Forma-se nova e bem diferente configuração da
economia global e o Brasil tem de se preparar para isso
Outro pilar dessa nova ideologia parece ser o
uso de políticas fiscais expansionistas, com elevados gastos em defesa, como
também deve ser ver nos próximos anos na Europa, sem a contrapartida de um
aumento da carga tributária, que é rejeitado pelos eleitores. Isso implica
aceitar manter elevados déficits públicos, com a consequente escalada da razão
dívida pública/PIB. Ocorre que essa razão já está bastante alta, por conta do
grande aumento da dívida pública, primeiro com a Crise Financeira Internacional
de 2007-09 e, depois, com a pandemia.
A diferença em relação a esses dois períodos,
porém, é que o custo do financiamento público está bem mais elevado, e, por
bons motivos, em alta.
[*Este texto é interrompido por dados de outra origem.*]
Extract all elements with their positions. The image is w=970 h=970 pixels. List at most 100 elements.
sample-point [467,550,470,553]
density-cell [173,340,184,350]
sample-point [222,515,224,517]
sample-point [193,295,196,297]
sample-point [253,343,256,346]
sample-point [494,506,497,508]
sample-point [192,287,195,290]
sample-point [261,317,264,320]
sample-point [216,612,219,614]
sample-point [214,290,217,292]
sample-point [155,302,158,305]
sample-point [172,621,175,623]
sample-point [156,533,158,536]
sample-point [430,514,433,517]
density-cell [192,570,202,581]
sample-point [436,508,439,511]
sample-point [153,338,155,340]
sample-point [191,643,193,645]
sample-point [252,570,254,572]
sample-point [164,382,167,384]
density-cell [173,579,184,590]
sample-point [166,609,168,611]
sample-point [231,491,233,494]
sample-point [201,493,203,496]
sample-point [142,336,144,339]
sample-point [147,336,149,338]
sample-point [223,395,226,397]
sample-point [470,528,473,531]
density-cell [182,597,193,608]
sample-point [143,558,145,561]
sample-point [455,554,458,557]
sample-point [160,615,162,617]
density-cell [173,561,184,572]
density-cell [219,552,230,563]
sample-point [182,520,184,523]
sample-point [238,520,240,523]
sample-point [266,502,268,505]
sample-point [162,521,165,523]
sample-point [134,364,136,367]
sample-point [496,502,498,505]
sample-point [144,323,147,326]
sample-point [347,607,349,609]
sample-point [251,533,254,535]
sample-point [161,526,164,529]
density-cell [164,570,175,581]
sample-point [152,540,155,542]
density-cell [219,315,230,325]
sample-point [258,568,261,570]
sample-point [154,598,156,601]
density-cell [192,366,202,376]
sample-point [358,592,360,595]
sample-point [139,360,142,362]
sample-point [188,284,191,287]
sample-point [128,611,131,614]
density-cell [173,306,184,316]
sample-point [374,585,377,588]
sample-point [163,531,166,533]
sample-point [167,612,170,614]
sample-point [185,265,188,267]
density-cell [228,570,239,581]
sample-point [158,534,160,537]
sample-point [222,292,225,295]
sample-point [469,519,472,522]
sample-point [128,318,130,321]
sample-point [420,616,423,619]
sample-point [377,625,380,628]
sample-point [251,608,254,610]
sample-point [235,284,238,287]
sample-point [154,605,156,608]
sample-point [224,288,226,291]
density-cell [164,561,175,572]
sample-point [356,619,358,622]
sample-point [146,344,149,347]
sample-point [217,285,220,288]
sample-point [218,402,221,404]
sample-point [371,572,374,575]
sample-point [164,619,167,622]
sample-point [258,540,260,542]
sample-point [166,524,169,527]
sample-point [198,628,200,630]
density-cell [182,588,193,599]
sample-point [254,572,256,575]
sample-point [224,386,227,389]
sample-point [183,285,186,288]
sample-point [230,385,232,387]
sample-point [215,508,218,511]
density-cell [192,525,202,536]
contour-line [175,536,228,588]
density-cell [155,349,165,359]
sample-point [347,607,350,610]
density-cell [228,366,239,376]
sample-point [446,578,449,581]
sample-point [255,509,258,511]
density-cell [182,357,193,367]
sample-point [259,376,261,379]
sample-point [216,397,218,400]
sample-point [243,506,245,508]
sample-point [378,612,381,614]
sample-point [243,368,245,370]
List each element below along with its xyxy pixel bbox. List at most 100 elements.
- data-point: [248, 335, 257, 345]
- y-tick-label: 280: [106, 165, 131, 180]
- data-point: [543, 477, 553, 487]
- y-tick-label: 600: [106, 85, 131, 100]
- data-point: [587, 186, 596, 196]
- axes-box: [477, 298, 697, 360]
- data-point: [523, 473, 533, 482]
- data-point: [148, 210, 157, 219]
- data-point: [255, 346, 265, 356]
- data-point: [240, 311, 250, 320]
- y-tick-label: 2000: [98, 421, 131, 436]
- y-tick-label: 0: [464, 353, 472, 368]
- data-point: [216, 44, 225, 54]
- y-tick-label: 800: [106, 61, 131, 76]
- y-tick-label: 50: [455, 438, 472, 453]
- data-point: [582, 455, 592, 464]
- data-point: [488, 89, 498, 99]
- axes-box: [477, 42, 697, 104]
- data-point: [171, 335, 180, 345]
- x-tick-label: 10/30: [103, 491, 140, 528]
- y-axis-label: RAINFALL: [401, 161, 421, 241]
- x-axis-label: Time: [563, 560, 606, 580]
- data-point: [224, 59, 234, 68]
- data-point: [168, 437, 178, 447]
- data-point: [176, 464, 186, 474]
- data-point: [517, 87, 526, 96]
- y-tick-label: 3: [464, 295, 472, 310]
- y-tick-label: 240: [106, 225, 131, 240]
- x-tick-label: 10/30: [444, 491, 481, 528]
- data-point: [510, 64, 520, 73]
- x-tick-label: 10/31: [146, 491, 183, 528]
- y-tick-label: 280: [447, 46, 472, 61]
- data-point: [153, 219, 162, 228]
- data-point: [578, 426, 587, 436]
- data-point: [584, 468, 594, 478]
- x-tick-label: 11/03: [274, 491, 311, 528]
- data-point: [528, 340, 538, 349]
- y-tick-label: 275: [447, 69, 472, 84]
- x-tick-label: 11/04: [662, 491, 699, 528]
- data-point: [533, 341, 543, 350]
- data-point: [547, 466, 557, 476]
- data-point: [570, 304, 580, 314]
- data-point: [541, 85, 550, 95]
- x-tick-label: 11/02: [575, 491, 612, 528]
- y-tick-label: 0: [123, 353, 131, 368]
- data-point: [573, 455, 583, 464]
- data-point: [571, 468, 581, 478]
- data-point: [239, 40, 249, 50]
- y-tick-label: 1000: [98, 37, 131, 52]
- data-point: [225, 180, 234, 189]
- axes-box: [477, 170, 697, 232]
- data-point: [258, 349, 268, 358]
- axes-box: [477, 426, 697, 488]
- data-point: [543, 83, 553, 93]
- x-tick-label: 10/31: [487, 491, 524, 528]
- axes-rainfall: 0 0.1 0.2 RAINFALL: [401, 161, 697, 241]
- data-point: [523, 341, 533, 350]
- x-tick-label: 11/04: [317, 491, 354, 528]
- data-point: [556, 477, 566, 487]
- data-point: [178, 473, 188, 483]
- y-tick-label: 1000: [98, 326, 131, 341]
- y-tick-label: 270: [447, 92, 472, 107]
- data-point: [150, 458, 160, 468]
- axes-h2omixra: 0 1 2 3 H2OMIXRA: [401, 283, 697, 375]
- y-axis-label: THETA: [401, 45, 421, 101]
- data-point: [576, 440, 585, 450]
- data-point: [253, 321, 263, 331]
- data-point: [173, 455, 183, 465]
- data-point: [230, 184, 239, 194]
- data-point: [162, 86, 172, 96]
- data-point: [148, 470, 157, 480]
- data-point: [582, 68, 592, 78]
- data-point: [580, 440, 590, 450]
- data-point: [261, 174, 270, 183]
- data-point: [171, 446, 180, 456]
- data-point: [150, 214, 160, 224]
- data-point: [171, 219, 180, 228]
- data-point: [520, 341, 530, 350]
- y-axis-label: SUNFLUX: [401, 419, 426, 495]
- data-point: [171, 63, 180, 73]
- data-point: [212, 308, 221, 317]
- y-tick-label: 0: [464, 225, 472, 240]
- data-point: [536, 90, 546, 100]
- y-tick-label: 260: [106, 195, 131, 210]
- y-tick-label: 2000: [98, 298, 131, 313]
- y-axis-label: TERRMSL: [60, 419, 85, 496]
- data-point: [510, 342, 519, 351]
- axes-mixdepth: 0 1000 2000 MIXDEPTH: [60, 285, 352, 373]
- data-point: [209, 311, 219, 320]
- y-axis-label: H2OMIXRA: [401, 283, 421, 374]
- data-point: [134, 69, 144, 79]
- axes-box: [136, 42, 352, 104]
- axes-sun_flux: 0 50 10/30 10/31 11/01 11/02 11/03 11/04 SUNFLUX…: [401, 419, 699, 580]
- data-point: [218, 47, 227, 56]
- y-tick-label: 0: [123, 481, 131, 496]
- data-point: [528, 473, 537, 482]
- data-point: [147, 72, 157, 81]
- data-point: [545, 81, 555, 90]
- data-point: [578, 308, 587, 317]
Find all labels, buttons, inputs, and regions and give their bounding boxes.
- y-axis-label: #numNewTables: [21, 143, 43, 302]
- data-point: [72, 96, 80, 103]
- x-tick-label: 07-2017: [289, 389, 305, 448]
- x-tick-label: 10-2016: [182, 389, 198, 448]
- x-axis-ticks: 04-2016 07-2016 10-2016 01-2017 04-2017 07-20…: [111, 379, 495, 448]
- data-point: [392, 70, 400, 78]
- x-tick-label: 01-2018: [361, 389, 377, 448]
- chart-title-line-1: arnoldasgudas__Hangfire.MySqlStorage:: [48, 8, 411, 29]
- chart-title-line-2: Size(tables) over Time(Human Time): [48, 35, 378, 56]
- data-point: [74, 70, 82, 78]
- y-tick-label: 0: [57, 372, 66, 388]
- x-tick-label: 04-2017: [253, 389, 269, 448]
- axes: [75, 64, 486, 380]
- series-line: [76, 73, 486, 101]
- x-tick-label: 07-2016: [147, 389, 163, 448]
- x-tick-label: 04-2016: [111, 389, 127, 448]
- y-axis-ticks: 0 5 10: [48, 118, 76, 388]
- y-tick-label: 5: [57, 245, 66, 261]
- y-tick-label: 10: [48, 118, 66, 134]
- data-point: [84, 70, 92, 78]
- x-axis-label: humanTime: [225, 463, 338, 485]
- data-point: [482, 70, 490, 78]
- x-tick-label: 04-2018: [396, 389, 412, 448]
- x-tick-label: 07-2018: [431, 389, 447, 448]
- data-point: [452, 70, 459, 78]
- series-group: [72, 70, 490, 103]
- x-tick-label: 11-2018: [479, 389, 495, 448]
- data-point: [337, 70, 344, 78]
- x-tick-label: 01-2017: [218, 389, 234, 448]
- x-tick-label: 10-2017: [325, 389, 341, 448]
Esse ponto é bem explorado em relatório recente da OCDE
(bit.ly/4lagVfL).
Considerando o agregado dos países da OCDE, vê-se que a dívida de mercado,
apenas dos governos centrais, como proporção do PIB, “subiu de 82% (US$ 54
trilhões) em 2023 para 84% (US$ 55 trilhões) em 2024. Este valor, se projeta,
deve crescer ainda mais, para 85% (US$ 59 bilhões) em 2025, mais de 10 pontos
percentuais do que em 2019 e quase o dobro do nível de 2007”.
Dessa dívida, mais da metade foi emitida a
taxas de juros inferiores às atuais taxas de mercado, sendo que quase 45% dela
irá vencer até 2027. Isso elevará a despesa do setor público com juros, como já
vem ocorrendo: as despesas com “pagamento de juros do governo em relação ao PIB
aumentaram em cerca de dois terços dos países da OCDE em 2024, atingindo 3,3%
no agregado, um aumento de 0,3 ponto percentual em comparação com 2023”.
Alguns países, em especial os EUA, mas não
só, têm tentado mitigar esse problema encurtando o prazo das novas emissões de
dívidas, em especial com o recurso às T-bills, papéis com prazo de um ano ou
menos, que pagam taxas mais baixas de juros. Essas taxas são bastante
influenciadas pela política monetária, o que ajuda a explicar outro traço dessa
nova ideologia: a forte pressão feita pelo presidente Trump, igual à que fez o
presidente Lula no Brasil em 2023-24, para que os presidentes do banco central
baixem as taxas de juros, a despeito das pressões inflacionárias. Também neste
caso, o resultado pode ser uma maior tolerância com a inflação.
De forma mais ampla, a pressão fiscal deve
levar à busca de formas de repressão financeira, via regulações e controles sobre
o fluxo de capitais, que permitam aos governos, em especial o americano, se
financiar a custo mais baixo. Isso tem surgido em algumas declarações de
autoridades americanas, com ênfase na ideia de que essa conta seja paga pelos
estrangeiros. Medidas nessa direção não deveriam surpreender. Isso naturalmente
comprometeria o uso do dólar como moeda de troca global, o que talvez explique
as críticas do governo Trump ao desenvolvimento de meios de pagamento não
lastreados na moeda americana.
Fica claro que caminhamos para uma nova e bem
diferente configuração da economia global. O Brasil, como outros países na
mesma situação, precisam se preparar para isso, entendendo como essas
transformações o afetam e onde residem seus interesses. É preciso ter um plano
de ação. Ficar concentrado na polarização política não vai levar a isso.